Дальше следует непременная блоковская цитата об отсутствии воздуха.

«…Общество убивает прямо, а не с помощью какого-то насморка, дурного настроения, безнадежной любви, петербургской холеры… и прочего, что никак не может убить других, у кого есть и насморк, и приступы дурного настроения, и даже безнадежная любовь, хуже которой ничего не бывает, и кто при всем этом пребывает в хорошем социальном самочувствии и в добрых отношениях с обществом».

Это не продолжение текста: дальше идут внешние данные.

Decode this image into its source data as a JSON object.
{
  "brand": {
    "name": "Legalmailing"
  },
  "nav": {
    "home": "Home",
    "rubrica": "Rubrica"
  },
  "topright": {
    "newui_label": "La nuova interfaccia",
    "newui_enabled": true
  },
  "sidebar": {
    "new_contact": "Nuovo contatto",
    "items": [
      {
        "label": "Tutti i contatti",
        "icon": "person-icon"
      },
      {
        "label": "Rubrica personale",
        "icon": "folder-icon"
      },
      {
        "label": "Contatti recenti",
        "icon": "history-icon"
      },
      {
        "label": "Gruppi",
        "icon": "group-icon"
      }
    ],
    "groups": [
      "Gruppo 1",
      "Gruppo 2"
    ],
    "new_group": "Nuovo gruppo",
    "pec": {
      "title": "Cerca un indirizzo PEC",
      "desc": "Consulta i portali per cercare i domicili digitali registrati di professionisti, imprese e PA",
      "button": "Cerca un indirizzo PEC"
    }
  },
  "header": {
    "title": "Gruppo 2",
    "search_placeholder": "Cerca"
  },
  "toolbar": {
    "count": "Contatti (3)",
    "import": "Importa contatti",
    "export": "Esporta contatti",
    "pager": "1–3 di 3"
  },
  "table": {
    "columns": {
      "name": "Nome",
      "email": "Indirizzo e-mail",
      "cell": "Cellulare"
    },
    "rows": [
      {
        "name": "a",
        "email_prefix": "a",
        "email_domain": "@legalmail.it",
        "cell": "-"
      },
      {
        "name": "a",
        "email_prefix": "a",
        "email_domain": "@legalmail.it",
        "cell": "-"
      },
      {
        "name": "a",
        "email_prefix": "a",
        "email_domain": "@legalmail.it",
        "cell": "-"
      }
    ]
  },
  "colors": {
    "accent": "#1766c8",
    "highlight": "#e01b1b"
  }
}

Итак, «общество» – всякое, вечное, «во все времена» – как безликая, но притом и весьма конкретная злая воля, избирательно направленная на убийство художника. И – сам художник, «всегда», неизбежно и неуклонно ведомый обществом к гибели. Вот уж действительно прямая, «короткая линия», не желающая знать отклонений. Вот стереотип, в благородном своем диссидентстве не допускающий выбора – ни для зловредного общества, ни для обреченного художника.

«Неисповедимый рок» (по Волошину) вполне исповедим, социально ясен и исторически неизменен. Даже статичен.

Занятно, что, читая «Дневник» Корнея Чуковского, я встретил вдруг несомненный аналог всего комплекса своего собственного отношения к Аркадию Белинкову – острого сострадания его судьбе, неуверенного согласия с его беспощадным судом над историей и все более возрастающего протеста.

«Белинкова били и истязали в лагере, – записывает Чуковский, – он вернулся оттуда полутрупом. Сколько я знаю его, он всегда на пороге смерти. …Конечно, мне жаль его очень, и я даже чувствую себя виноватым перед ним – но разговоры с ним меня утомляют, я заболеваю от них. Он написал книгу о Тынянове, она имела успех, – и он хочет продолжать ту же линию, то есть при помощи литературоведческих книг привести читателя к лозунгу: долой советскую власть. Только для этого он написал об Олеше…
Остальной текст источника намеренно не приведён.